Abstract:KV cache compression is critical for efficient long-context LLM inference. Approaches that reduce the per-pair footprint -- quantization and low-rank decomposition -- are orthogonal to those that reduce the sequence length of the cache. Along the sequence-length dimension, existing methods range from pure eviction -- selecting which KV pairs to keep -- to merging, which combines similar pairs into fewer ones. Both remain anchored to the original cache entries. We propose KVSculpt, which moves to the other end of this spectrum: instead of selecting or combining original pairs, we optimize a smaller set of unconstrained KV pairs in continuous embedding space to preserve each layer's attention behavior.
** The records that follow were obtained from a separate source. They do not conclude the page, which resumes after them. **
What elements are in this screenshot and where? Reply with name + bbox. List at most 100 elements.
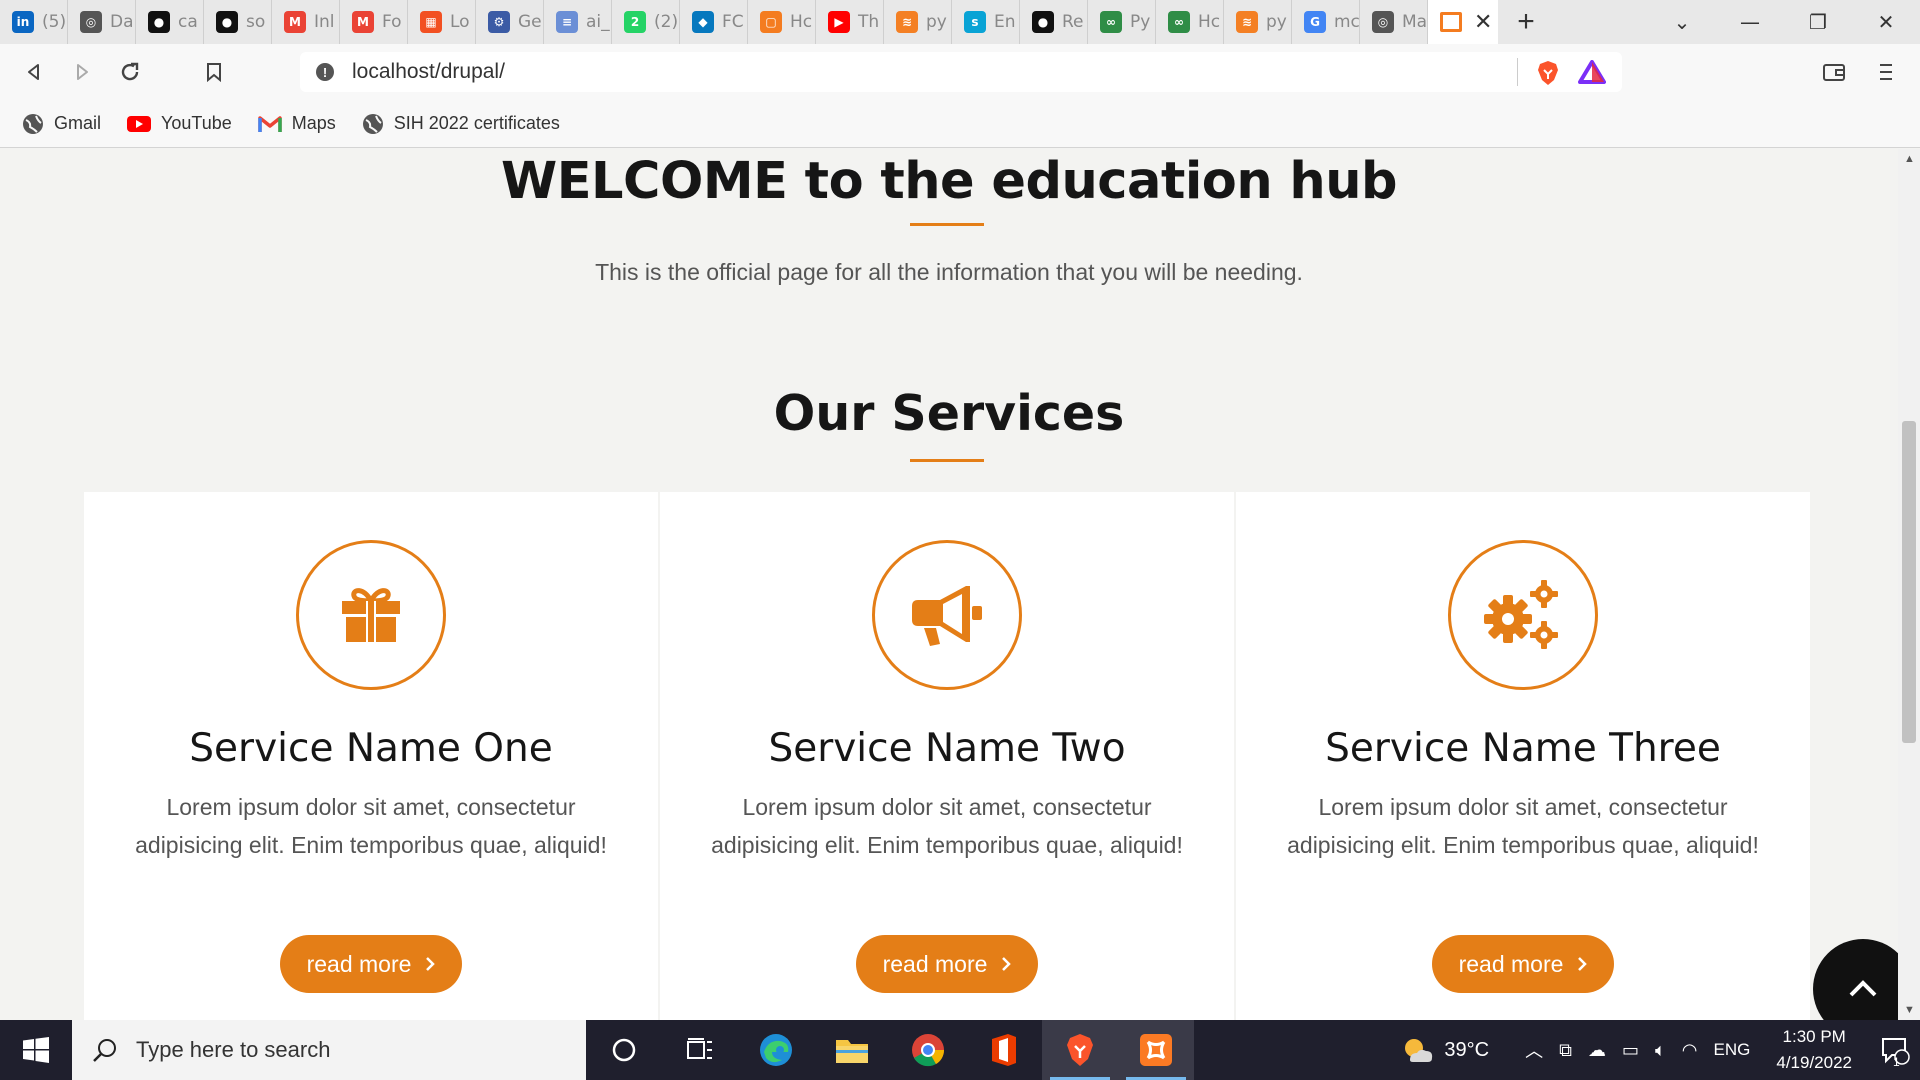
close-tab-icon[interactable]: ✕ bbox=[1474, 9, 1492, 35]
back-button[interactable] bbox=[10, 48, 58, 96]
tab-search-icon[interactable]: ⌄ bbox=[1648, 0, 1716, 44]
site-info-icon[interactable]: ! bbox=[316, 63, 334, 81]
browser-tab[interactable]: ● so bbox=[204, 0, 272, 44]
bookmark-maps[interactable]: Maps bbox=[258, 113, 336, 134]
service-icon-circle bbox=[872, 540, 1022, 690]
office-button[interactable] bbox=[966, 1020, 1042, 1080]
tab-title: Th bbox=[858, 12, 880, 32]
cortana-button[interactable] bbox=[586, 1020, 662, 1080]
wallet-button[interactable] bbox=[1810, 48, 1858, 96]
address-bar[interactable]: ! localhost/drupal/ bbox=[300, 52, 1622, 92]
bookmark-button[interactable] bbox=[190, 48, 238, 96]
chevron-right-icon bbox=[1002, 957, 1012, 971]
browser-tab[interactable]: M Inl bbox=[272, 0, 340, 44]
edge-button[interactable] bbox=[738, 1020, 814, 1080]
browser-tab[interactable]: ◆ FC bbox=[680, 0, 748, 44]
bookmark-youtube[interactable]: YouTube bbox=[127, 113, 232, 134]
globe-icon bbox=[23, 113, 43, 134]
taskbar-search[interactable]: Type here to search bbox=[72, 1020, 586, 1080]
read-more-button[interactable]: read more bbox=[856, 935, 1038, 993]
url-text[interactable]: localhost/drupal/ bbox=[352, 60, 505, 84]
browser-tab[interactable]: s En bbox=[952, 0, 1020, 44]
tab-title: so bbox=[246, 12, 266, 32]
browser-tab[interactable]: in (5) bbox=[0, 0, 68, 44]
hamburger-menu-icon bbox=[1880, 64, 1892, 80]
file-explorer-button[interactable] bbox=[814, 1020, 890, 1080]
browser-tab[interactable]: ≋ py bbox=[884, 0, 952, 44]
browser-tab[interactable]: ● Re bbox=[1020, 0, 1088, 44]
chrome-button[interactable] bbox=[890, 1020, 966, 1080]
tab-title: Re bbox=[1062, 12, 1084, 32]
welcome-title: WELCOME to the education hub bbox=[500, 152, 1398, 211]
browser-tab[interactable]: ▶ Th bbox=[816, 0, 884, 44]
browser-tab[interactable]: 2 (2) bbox=[612, 0, 680, 44]
bookmark-gmail[interactable]: Gmail bbox=[22, 113, 101, 135]
browser-tab[interactable]: ≡ ai_ bbox=[544, 0, 612, 44]
scroll-down-arrow-icon[interactable]: ▼ bbox=[1904, 1004, 1915, 1016]
scrollbar-thumb[interactable] bbox=[1902, 421, 1916, 743]
stackoverflow-icon: ≋ bbox=[896, 11, 918, 33]
scroll-up-arrow-icon[interactable]: ▲ bbox=[1904, 153, 1915, 165]
forward-button[interactable] bbox=[58, 48, 106, 96]
language-indicator[interactable]: ENG bbox=[1714, 1040, 1751, 1060]
start-button[interactable] bbox=[0, 1020, 72, 1080]
browser-tab[interactable]: ∞ Hc bbox=[1156, 0, 1224, 44]
new-tab-button[interactable]: + bbox=[1498, 0, 1554, 44]
notification-center-button[interactable]: 1 bbox=[1870, 1035, 1920, 1069]
browser-tab[interactable]: ◎ Ma bbox=[1360, 0, 1428, 44]
browser-tab[interactable]: ◎ Da bbox=[68, 0, 136, 44]
services-grid: Service Name One Lorem ipsum dolor sit a… bbox=[84, 492, 1810, 1020]
tab-list: in (5) ◎ Da ● ca ● so M Inl M Fo ▦ Lo ⚙ Ge ≡ ai_ 2 (2) ◆ FC ▢ H… bbox=[0, 0, 1428, 44]
service-name: Service Name Two bbox=[768, 726, 1126, 771]
minimize-button[interactable]: — bbox=[1716, 0, 1784, 44]
battery-icon[interactable]: ▭ bbox=[1622, 1040, 1639, 1061]
windows-taskbar: Type here to search 39°C ︿ ⧉ ☁ ▭ 🔈︎ ◠ EN… bbox=[0, 1020, 1920, 1080]
clock[interactable]: 1:30 PM 4/19/2022 bbox=[1776, 1024, 1852, 1076]
browser-tab[interactable]: ≋ py bbox=[1224, 0, 1292, 44]
service-card: Service Name One Lorem ipsum dolor sit a… bbox=[84, 492, 658, 1020]
read-more-button[interactable]: read more bbox=[280, 935, 462, 993]
window-controls: ⌄ — ❐ ✕ bbox=[1648, 0, 1920, 44]
tab-title: FC bbox=[722, 12, 744, 32]
cortana-icon bbox=[612, 1038, 636, 1062]
search-placeholder: Type here to search bbox=[136, 1037, 331, 1062]
active-tab[interactable]: ✕ bbox=[1428, 0, 1498, 44]
scroll-to-top-button[interactable] bbox=[1813, 939, 1898, 1020]
tab-title: Lo bbox=[450, 12, 470, 32]
service-card: Service Name Two Lorem ipsum dolor sit a… bbox=[660, 492, 1234, 1020]
brave-shields-icon[interactable] bbox=[1536, 60, 1560, 86]
brave-rewards-icon[interactable] bbox=[1578, 60, 1606, 84]
close-window-button[interactable]: ✕ bbox=[1852, 0, 1920, 44]
task-view-button[interactable] bbox=[662, 1020, 738, 1080]
weather-widget[interactable]: 39°C bbox=[1402, 1036, 1489, 1064]
volume-icon[interactable]: 🔈︎ bbox=[1655, 1040, 1666, 1061]
bookmark-label: Gmail bbox=[54, 113, 102, 133]
temperature: 39°C bbox=[1444, 1038, 1490, 1061]
tab-title: ca bbox=[178, 12, 198, 32]
gmail-icon: M bbox=[284, 11, 306, 33]
brave-icon bbox=[1067, 1034, 1093, 1066]
xampp-button[interactable] bbox=[1118, 1020, 1194, 1080]
page-scrollbar[interactable]: ▲ ▼ bbox=[1898, 149, 1920, 1020]
menu-button[interactable] bbox=[1862, 48, 1910, 96]
browser-tab[interactable]: ⚙ Ge bbox=[476, 0, 544, 44]
browser-tab[interactable]: Gmc bbox=[1292, 0, 1360, 44]
services-title: Our Services bbox=[773, 385, 1125, 442]
brave-taskbar-button[interactable] bbox=[1042, 1020, 1118, 1080]
read-more-button[interactable]: read more bbox=[1432, 935, 1614, 993]
browser-tab[interactable]: ▦ Lo bbox=[408, 0, 476, 44]
browser-tab[interactable]: ● ca bbox=[136, 0, 204, 44]
meet-now-icon[interactable]: ⧉ bbox=[1559, 1040, 1572, 1061]
wifi-icon[interactable]: ◠ bbox=[1682, 1040, 1698, 1061]
bookmark-sih-certificates[interactable]: SIH 2022 certificates bbox=[362, 113, 560, 135]
service-card: Service Name Three Lorem ipsum dolor sit… bbox=[1236, 492, 1810, 1020]
tab-title: ai_ bbox=[586, 12, 610, 32]
browser-tab[interactable]: ▢ Hc bbox=[748, 0, 816, 44]
browser-tab[interactable]: M Fo bbox=[340, 0, 408, 44]
onedrive-icon[interactable]: ☁ bbox=[1588, 1040, 1606, 1061]
browser-tab[interactable]: ∞ Py bbox=[1088, 0, 1156, 44]
restore-button[interactable]: ❐ bbox=[1784, 0, 1852, 44]
reload-button[interactable] bbox=[106, 48, 154, 96]
linkedin-icon: in bbox=[12, 11, 34, 33]
show-hidden-icons-icon[interactable]: ︿ bbox=[1525, 1037, 1543, 1063]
Keys are optimized via L-BFGS and values are solved in closed form via least squares, alternating every few steps. On top of this, we introduce adaptive budget allocation, which uses a cheap pilot compression run to redistribute the compression budget across layers and KV heads based on per-component difficulty. On Qwen2.5-1.5B-Instruct with 2048-token contexts, KVSculpt reduces KL divergence by 3.5-4.1x compared to Select+Fit -- attention-score eviction with least-squares value fitting -- across compression ratios r in {0.3, 0.5, 0.7}. Adaptive allocation provides an additional 1.3x KL reduction at no extra inference cost. Analysis reveals that compression difficulty is highly non-uniform: per-layer pilot MSE varies by up to 100x across layers, and the two KV heads within a single layer can differ by up to 467x -- demonstrating that fine-grained budget allocation is essential.